Шаги приблизились, и вскоре перед ним оказались пара женских сапог на высокой шнуровке и край вымазанного чем-то темным платья. Яра Бажова резко присела, и все поле зрения заняло ее бледное лицо в подтеках крови и грязи. Она приветливо оскалилась и вцепилась ему в макушку, подтягивая к себе, чтобы рассмотреть повнимательнее. Ильдар застонал: жгучая боль прострелила его от зажатых в ее кулаке волос до самой поясницы и горячими углями залегла в основание позвоночника.

– Ну и зачем ты притащился? – зашептала она, выдыхая ему в лицо тем же осточертевшим запахом специй и алкоголя. – Поздновато для гостей, и я не помню, чтобы мы кого-то приглашали. Бабка тебя прислала? Нет, не бабка, – она перехватила его голову чуть выше, по-животному диким движением вдыхая воздух вдоль шеи. – Оооо, конечно, он бы хотел, чтобы я так думала. От этого всего несет Яном и его магией. Тощий уродец, небось, обещал тебе нашу изнанку, за то, что ты, рембо, перебьешь тут всех, а?

Она тряхнула рукой, вырывая из него новые стоны. Ильдар попытался сосредоточиться, чтобы ответить, но язык не шевелился, а слова не шли, бестолково толпясь в голове, и каждая попытка подумать, причиняла лишь боль.
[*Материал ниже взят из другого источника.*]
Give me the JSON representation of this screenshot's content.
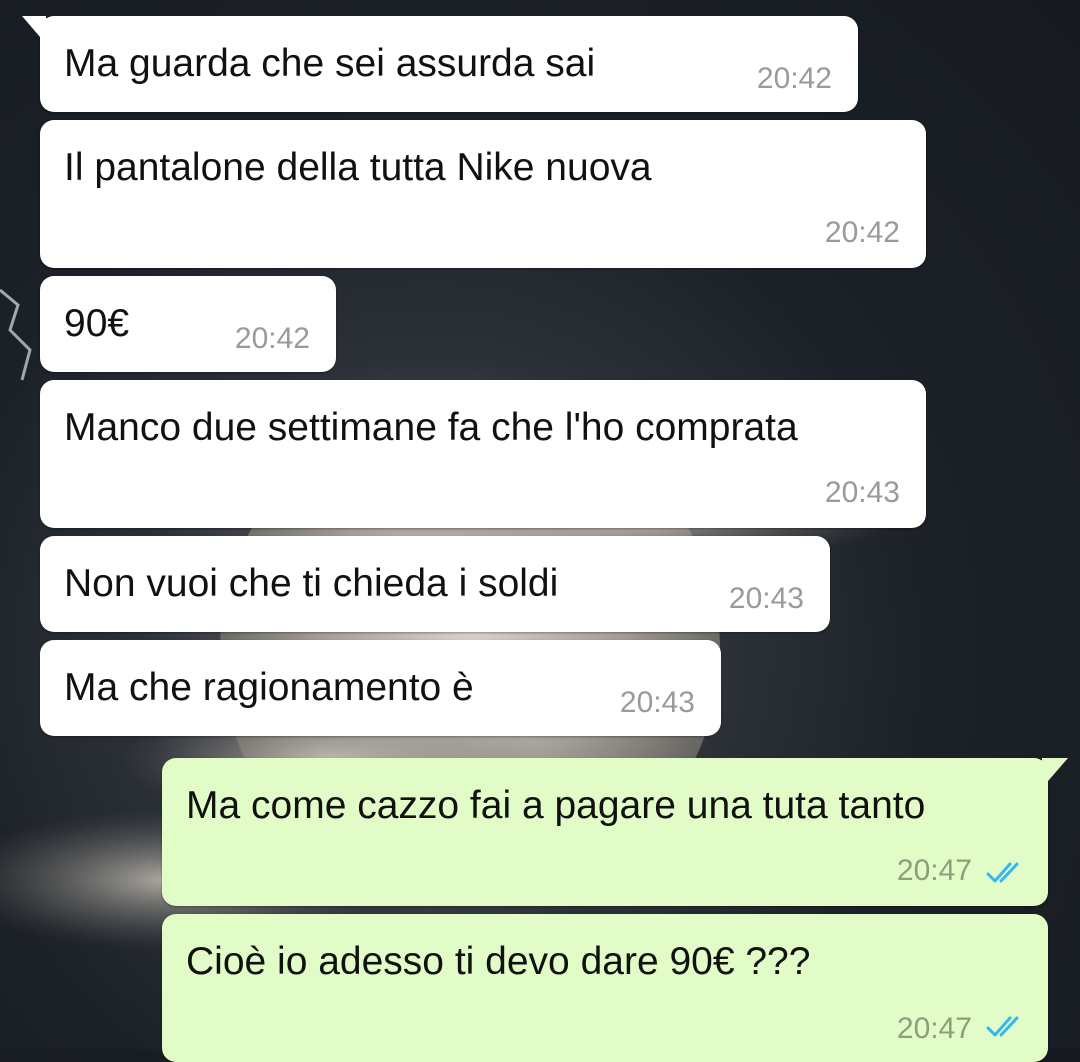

– Что еще? Сокровища, да? Славные волшебные вещички? – чужой рот перед его глазами сложился в издевательскую усмешку.

От тряски и боли в глазах помутнело, Ильдар задышал сквозь стиснутые зубы, изо всех сил цепляясь за действительность: жесткую руку в волосах, круглый ворот платья из серебристого бархата и чужой оскал с острыми, чуть выступающими клыками.
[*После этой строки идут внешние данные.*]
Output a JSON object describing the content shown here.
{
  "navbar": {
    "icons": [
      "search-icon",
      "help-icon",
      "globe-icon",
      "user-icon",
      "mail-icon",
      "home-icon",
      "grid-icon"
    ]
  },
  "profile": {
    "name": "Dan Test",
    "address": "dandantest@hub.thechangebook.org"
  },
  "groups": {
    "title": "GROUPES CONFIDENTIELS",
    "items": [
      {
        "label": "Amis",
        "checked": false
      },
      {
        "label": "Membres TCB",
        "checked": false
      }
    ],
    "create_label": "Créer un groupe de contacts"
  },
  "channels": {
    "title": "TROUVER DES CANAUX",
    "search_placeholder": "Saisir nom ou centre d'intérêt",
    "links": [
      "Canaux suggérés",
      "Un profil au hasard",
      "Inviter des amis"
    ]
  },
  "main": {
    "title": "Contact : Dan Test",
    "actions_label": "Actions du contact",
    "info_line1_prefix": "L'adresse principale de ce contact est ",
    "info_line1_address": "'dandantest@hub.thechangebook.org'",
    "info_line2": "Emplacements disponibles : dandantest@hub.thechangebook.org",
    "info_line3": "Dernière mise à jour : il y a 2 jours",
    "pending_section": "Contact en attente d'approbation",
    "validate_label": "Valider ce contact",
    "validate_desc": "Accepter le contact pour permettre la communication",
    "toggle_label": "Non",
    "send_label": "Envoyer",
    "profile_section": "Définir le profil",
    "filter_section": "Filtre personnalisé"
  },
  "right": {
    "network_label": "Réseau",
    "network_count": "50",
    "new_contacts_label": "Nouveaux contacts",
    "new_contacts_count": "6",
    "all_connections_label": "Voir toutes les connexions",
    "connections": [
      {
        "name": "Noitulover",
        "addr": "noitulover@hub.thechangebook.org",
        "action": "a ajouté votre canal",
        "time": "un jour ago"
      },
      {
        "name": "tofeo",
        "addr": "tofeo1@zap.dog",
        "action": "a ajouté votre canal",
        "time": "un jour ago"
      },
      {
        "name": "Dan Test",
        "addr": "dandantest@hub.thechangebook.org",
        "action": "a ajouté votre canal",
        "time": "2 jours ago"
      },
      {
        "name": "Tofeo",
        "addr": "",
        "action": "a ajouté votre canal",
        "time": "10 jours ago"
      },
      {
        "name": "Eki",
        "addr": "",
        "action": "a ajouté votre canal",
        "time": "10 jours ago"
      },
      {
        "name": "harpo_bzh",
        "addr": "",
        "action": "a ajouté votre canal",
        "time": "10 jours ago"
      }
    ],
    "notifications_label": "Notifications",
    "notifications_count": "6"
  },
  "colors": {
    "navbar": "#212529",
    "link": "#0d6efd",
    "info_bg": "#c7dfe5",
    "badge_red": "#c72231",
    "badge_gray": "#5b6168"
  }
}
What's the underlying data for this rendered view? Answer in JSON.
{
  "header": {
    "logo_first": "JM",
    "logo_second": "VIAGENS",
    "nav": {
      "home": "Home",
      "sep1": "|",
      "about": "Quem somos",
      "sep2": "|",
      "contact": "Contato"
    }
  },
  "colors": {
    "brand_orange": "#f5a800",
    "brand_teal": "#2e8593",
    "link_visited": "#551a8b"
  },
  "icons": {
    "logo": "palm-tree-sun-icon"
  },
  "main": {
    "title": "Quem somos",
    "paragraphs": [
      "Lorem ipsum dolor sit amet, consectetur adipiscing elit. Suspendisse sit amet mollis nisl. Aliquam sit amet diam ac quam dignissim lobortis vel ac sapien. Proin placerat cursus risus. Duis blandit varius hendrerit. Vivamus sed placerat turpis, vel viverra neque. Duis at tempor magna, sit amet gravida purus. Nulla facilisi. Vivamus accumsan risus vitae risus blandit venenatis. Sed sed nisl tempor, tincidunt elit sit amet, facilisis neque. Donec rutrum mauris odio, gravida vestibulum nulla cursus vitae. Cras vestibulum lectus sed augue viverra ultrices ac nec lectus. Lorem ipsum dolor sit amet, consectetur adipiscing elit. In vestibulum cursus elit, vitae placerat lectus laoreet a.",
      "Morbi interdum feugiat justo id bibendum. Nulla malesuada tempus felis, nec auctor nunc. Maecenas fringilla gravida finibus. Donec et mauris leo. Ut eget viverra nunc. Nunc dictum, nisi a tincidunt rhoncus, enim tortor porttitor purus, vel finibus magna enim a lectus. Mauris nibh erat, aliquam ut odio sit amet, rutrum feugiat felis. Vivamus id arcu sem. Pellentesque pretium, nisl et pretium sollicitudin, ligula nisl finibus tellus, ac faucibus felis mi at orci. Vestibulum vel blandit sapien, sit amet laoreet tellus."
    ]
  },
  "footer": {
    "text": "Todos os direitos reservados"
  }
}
– Только знаешь, что? – она наклонилась к самому его лицу и доверительно прошептала, снова обдавая влажным алкогольным воздухом. – Мама говорила, что я в этом доме самое ценное золотко. И мой брат. Где мой брат, мразь?

Ильдар упал обратно на ковер, затылком прямо в черно-розовое месиво, когда-то бывшее лицом его лучшего друга, и обессилено закашлялся. Было так больно, так больно, и дышать в этом дыму так трудно.
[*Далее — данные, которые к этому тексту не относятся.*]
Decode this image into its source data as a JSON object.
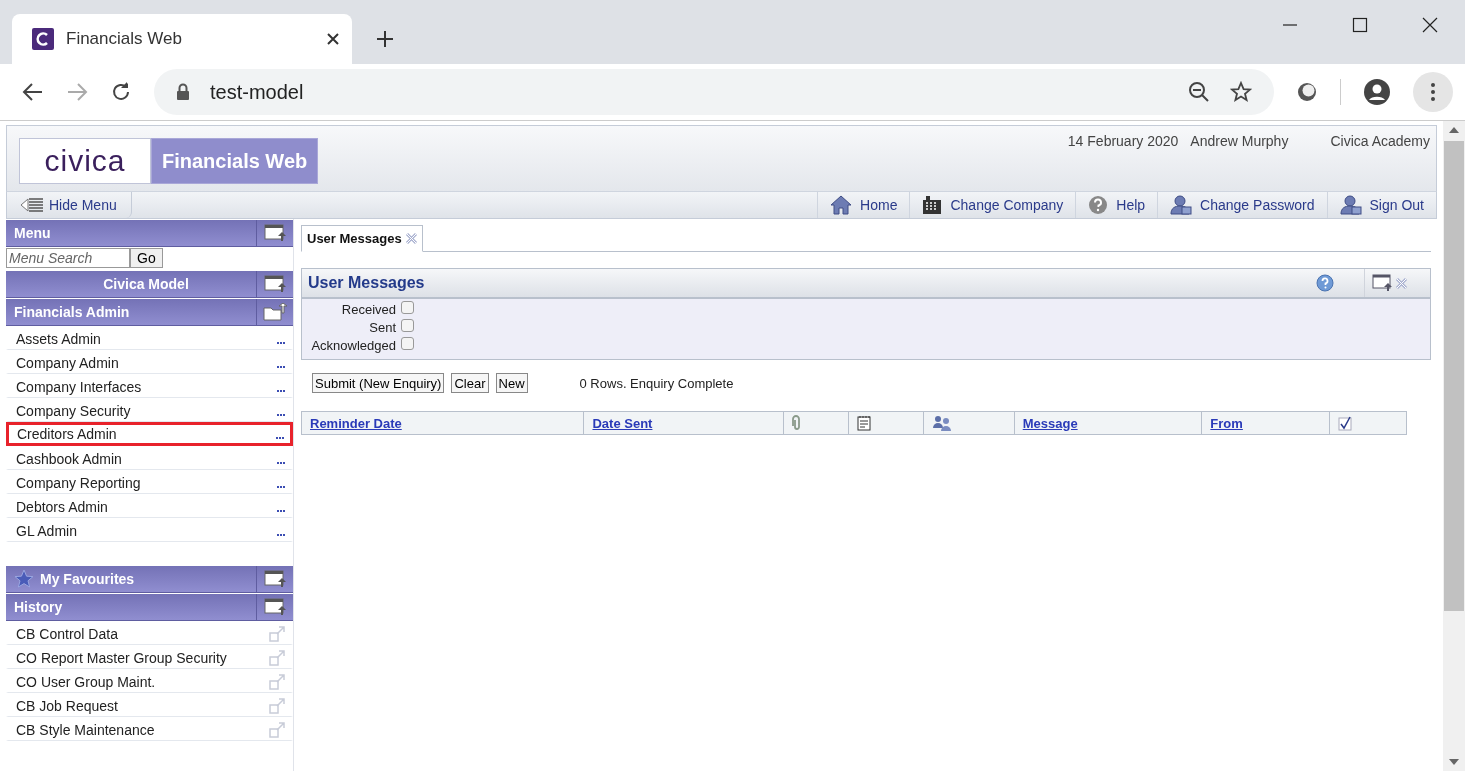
{
  "browser": {
    "tab_title": "Financials Web",
    "url": "test-model"
  },
  "header": {
    "logo": "civica",
    "product": "Financials Web",
    "date": "14 February 2020",
    "user": "Andrew Murphy",
    "company": "Civica Academy"
  },
  "toolbar": {
    "hide_menu": "Hide Menu",
    "links": [
      {
        "label": "Home",
        "kind": "home"
      },
      {
        "label": "Change Company",
        "kind": "building"
      },
      {
        "label": "Help",
        "kind": "help"
      },
      {
        "label": "Change Password",
        "kind": "user"
      },
      {
        "label": "Sign Out",
        "kind": "user"
      }
    ]
  },
  "sidebar": {
    "menu_title": "Menu",
    "search": {
      "placeholder": "Menu Search",
      "button": "Go"
    },
    "company": "Civica Model",
    "section": "Financials Admin",
    "items": [
      {
        "label": "Assets Admin",
        "highlighted": false
      },
      {
        "label": "Company Admin",
        "highlighted": false
      },
      {
        "label": "Company Interfaces",
        "highlighted": false
      },
      {
        "label": "Company Security",
        "highlighted": false
      },
      {
        "label": "Creditors Admin",
        "highlighted": true
      },
      {
        "label": "Cashbook Admin",
        "highlighted": false
      },
      {
        "label": "Company Reporting",
        "highlighted": false
      },
      {
        "label": "Debtors Admin",
        "highlighted": false
      },
      {
        "label": "GL Admin",
        "highlighted": false
      }
    ],
    "favourites": "My Favourites",
    "history_title": "History",
    "history": [
      "CB Control Data",
      "CO Report Master Group Security",
      "CO User Group Maint.",
      "CB Job Request",
      "CB Style Maintenance"
    ]
  },
  "content": {
    "tab": "User Messages",
    "panel_title": "User Messages",
    "filters": [
      {
        "label": "Received",
        "checked": false
      },
      {
        "label": "Sent",
        "checked": false
      },
      {
        "label": "Acknowledged",
        "checked": false
      }
    ],
    "buttons": [
      "Submit (New Enquiry)",
      "Clear",
      "New"
    ],
    "status": "0 Rows. Enquiry Complete",
    "columns": [
      {
        "kind": "text",
        "label": "Reminder Date"
      },
      {
        "kind": "text",
        "label": "Date Sent"
      },
      {
        "kind": "attachment"
      },
      {
        "kind": "note"
      },
      {
        "kind": "people"
      },
      {
        "kind": "text",
        "label": "Message"
      },
      {
        "kind": "text",
        "label": "From"
      },
      {
        "kind": "check"
      }
    ]
  }
}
Яра разжала пальцы, оставляя его, и завозилась где-то вне зоны видимости. Затем она подергала каждый узел, связывающий Ильдара и Ужа, ухватилась за бахрому, и куда-то потащила их вместе с ковром. В какой-то момент их тряхнуло о порог, и Ильдар почувствовал, что мороз тронул щеки, а дышать, как будто бы, стало легче. Яра пару раз останавливалась, шумно переводила дыхание и двигалась дальше. Ильдар лежал на спине, почти не чувствуя ни свое тело, ни как его в очередной раз бьет о неровности дороги. Может из-за мороза, а может потому, что в какой-то момент боли стало слишком много, чтобы она вся поместилась в него. Он смотрел на высокое ночное небо, на то, как редкие звезды кружатся смазанным хороводом. Впрочем, те, скорее всего, ему привиделись, когда веки стали слишком тяжелыми и пришлось их закрыть. Вдохи его становилось все реже, Ильдар почувствовал, как боль и сознание куда-то ускользают, а сам он проваливается в глухую темноту. Не в такую, которая плескалась сегодня у его ног, а в другую, настоящую.

Внезапно щеку обожгло ударом, а сам он резко со свистом вдохнул, слепо шаря глазами вокруг.

– Неееет, нет, нет, нет! – горячечно зашептала Яра, наклоняясь к нему. – На этом берегу ты не умрешь. Хватит и тех, кто остался в доме. Ты знал, что гончие, созданные из тени, не оставляют от своих жертв буквально ничего? Ни следа крови, ни костей, поглощают без остатка, как и не было никого. Ну, конечно, ты знал, затем и вызывал их, да?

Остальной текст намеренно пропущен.